• US Federal Reserve expected to keep funds rates on hold
  • A dovish message will pose difficulties for the US dollar
  • Bitcoin Could Overcome Resistance Seen at $30,000

Today is an important day for financial market participants as the US Federal Reserve announces its monetary policy decision. The consensus is that the Fed will “hold off” rate hikes at its June meeting, but the tone will be hawkish, suggesting another rate hike is possible in July.

Therefore, the message to market participants can be complex. On the one hand, the Fed is sending a dovish message by pausing rate hikes. On the other hand, by suggesting another rate hike in July, the message becomes hawkish.

In other words, today’s decision could have something for both bulls and bears. For Bitcoin, the direction of the dollar is important as Bitcoin has been moving alongside the dollar these days.

The dollar, for example, hit a new high last October when U.S. stocks rallied from lows. Bitcoin is no different, but its rally only started in 2023.
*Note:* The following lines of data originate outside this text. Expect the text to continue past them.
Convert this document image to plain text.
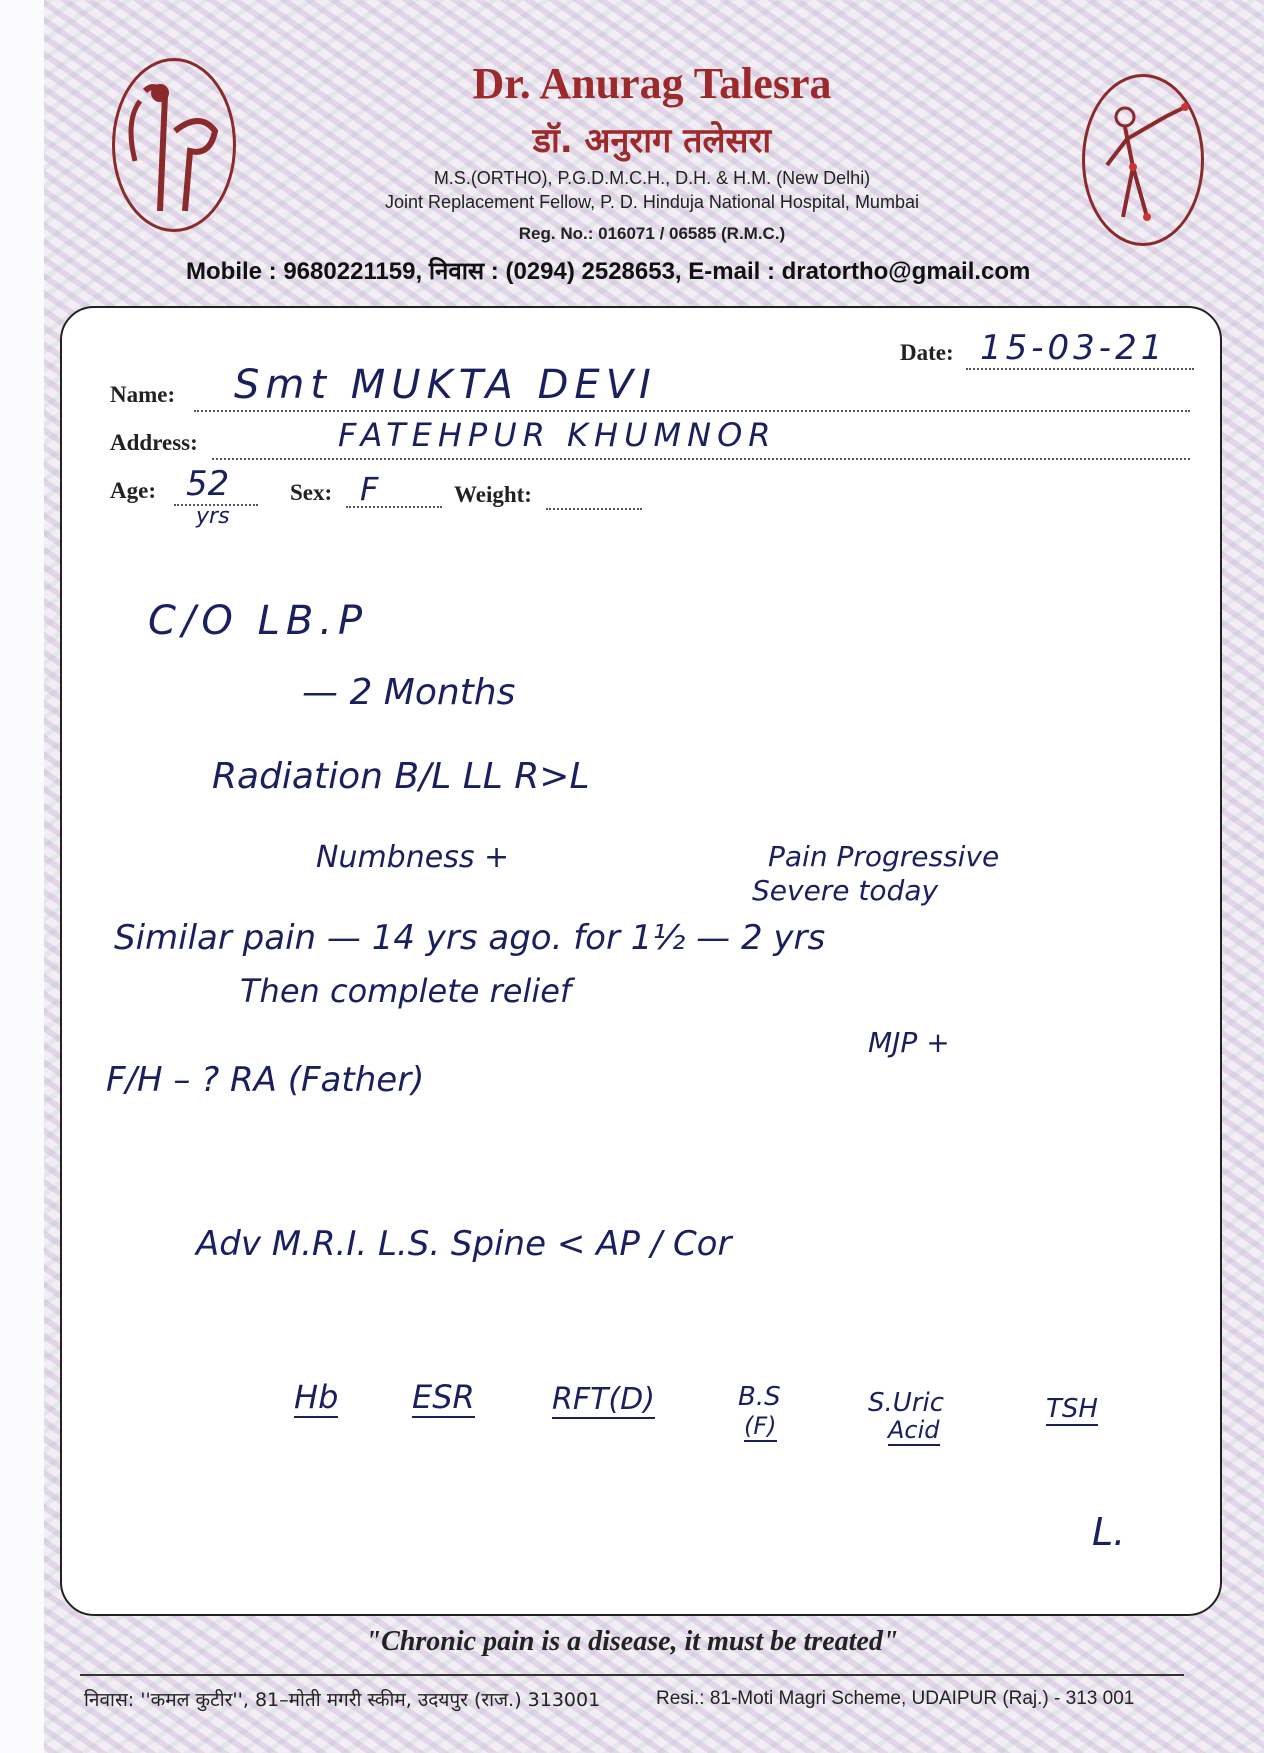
Dr. Anurag Talesra
डॉ. अनुराग तलेसरा
M.S.(ORTHO), P.G.D.M.C.H., D.H. & H.M. (New Delhi)
Joint Replacement Fellow, P. D. Hinduja National Hospital, Mumbai
Reg. No.: 016071 / 06585 (R.M.C.)
Mobile : 9680221159, निवास : (0294) 2528653, E-mail : dratortho@gmail.com
Date: 15-03-21
Name: Smt MUKTA DEVI
Address:	FATEHPUR KHUMNOR
Age: 52
yrs
Sex: F	Weight:
C/O LB.P
— 2 Months
Radiation B/L LL R>L
Numbness +	Pain Progressive
Severe today
Similar pain — 14 yrs ago. for 1½ — 2 yrs
Then complete relief
MJP +
F/H – ? RA (Father)
Adv M.R.I. L.S. Spine < AP / Cor
Hb ESR	RFT(D)	B.S
(F)
S.Uric
Acid
TSH
L.
"Chronic pain is a disease, it must be treated"
निवास: ''कमल कुटीर'', 81–मोती मगरी स्कीम, उदयपुर (राज.) 313001	Resi.: 81-Moti Magri Scheme, UDAIPUR (Raj.) - 313 001
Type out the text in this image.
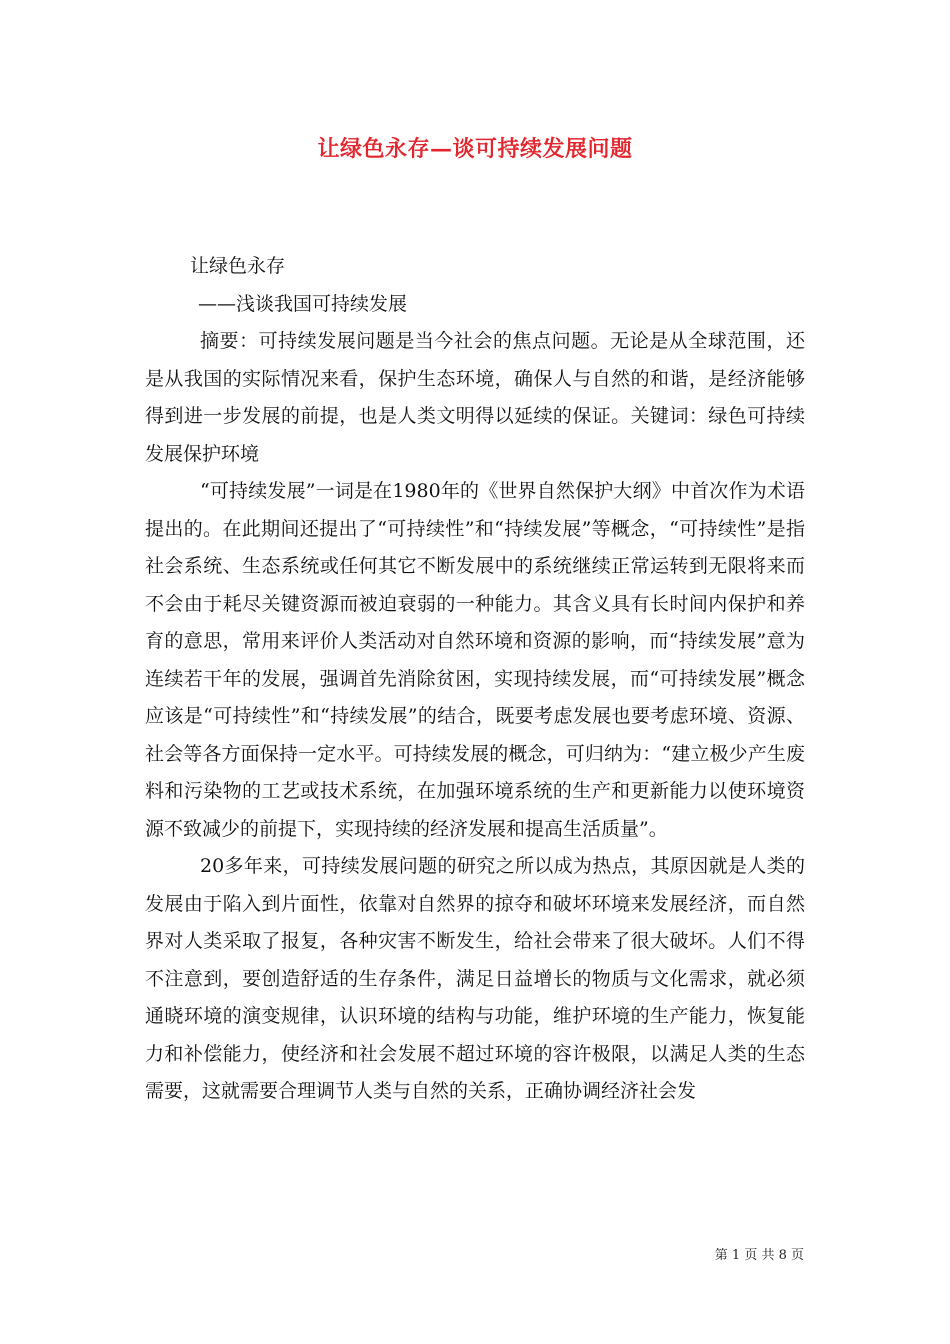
让绿色永存—谈可持续发展问题

让绿色永存

——浅谈我国可持续发展

摘要：可持续发展问题是当今社会的焦点问题。无论是从全球范围，还是从我国的实际情况来看，保护生态环境，确保人与自然的和谐，是经济能够得到进一步发展的前提，也是人类文明得以延续的保证。关键词：绿色可持续发展保护环境

“可持续发展”一词是在1980年的《世界自然保护大纲》中首次作为术语提出的。在此期间还提出了“可持续性”和“持续发展”等概念，“可持续性”是指社会系统、生态系统或任何其它不断发展中的系统继续正常运转到无限将来而不会由于耗尽关键资源而被迫衰弱的一种能力。其含义具有长时间内保护和养育的意思，常用来评价人类活动对自然环境和资源的影响，而“持续发展”意为连续若干年的发展，强调首先消除贫困，实现持续发展，而“可持续发展”概念应该是“可持续性”和“持续发展”的结合，既要考虑发展也要考虑环境、资源、社会等各方面保持一定水平。可持续发展的概念，可归纳为：“建立极少产生废料和污染物的工艺或技术系统，在加强环境系统的生产和更新能力以使环境资源不致减少的前提下，实现持续的经济发展和提高生活质量”。

20多年来，可持续发展问题的研究之所以成为热点，其原因就是人类的发展由于陷入到片面性，依靠对自然界的掠夺和破坏环境来发展经济，而自然界对人类采取了报复，各种灾害不断发生，给社会带来了很大破坏。人们不得不注意到，要创造舒适的生存条件，满足日益增长的物质与文化需求，就必须通晓环境的演变规律，认识环境的结构与功能，维护环境的生产能力，恢复能力和补偿能力，使经济和社会发展不超过环境的容许极限，以满足人类的生态需要，这就需要合理调节人类与自然的关系，正确协调经济社会发

第 1 页 共 8 页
Bitcoin charts by TradingView

Bitcoin trapped between two round levels

Round numbers are an important level in technical analysis. People tend to profit around such levels. For Bitcoin, two levels will be very important in 2023: $30,000 on the top and $20,000 on the bottom.

The former has shown resistance, and the market is close to it, suggesting that the declines seen in stocks over the last few months may just be a continuation pattern. Therefore, if the bulls can overcome resistance, Bitcoin is likely to move higher.

Conversely, you can also find descending triangle possibilities. A clear break below the support could lead to a further drop towards $20,000.

Overall, the bias remains bullish while Bitcoin trades near the $30,000 levels. Resistance may be easily defeated in a dovish Fed.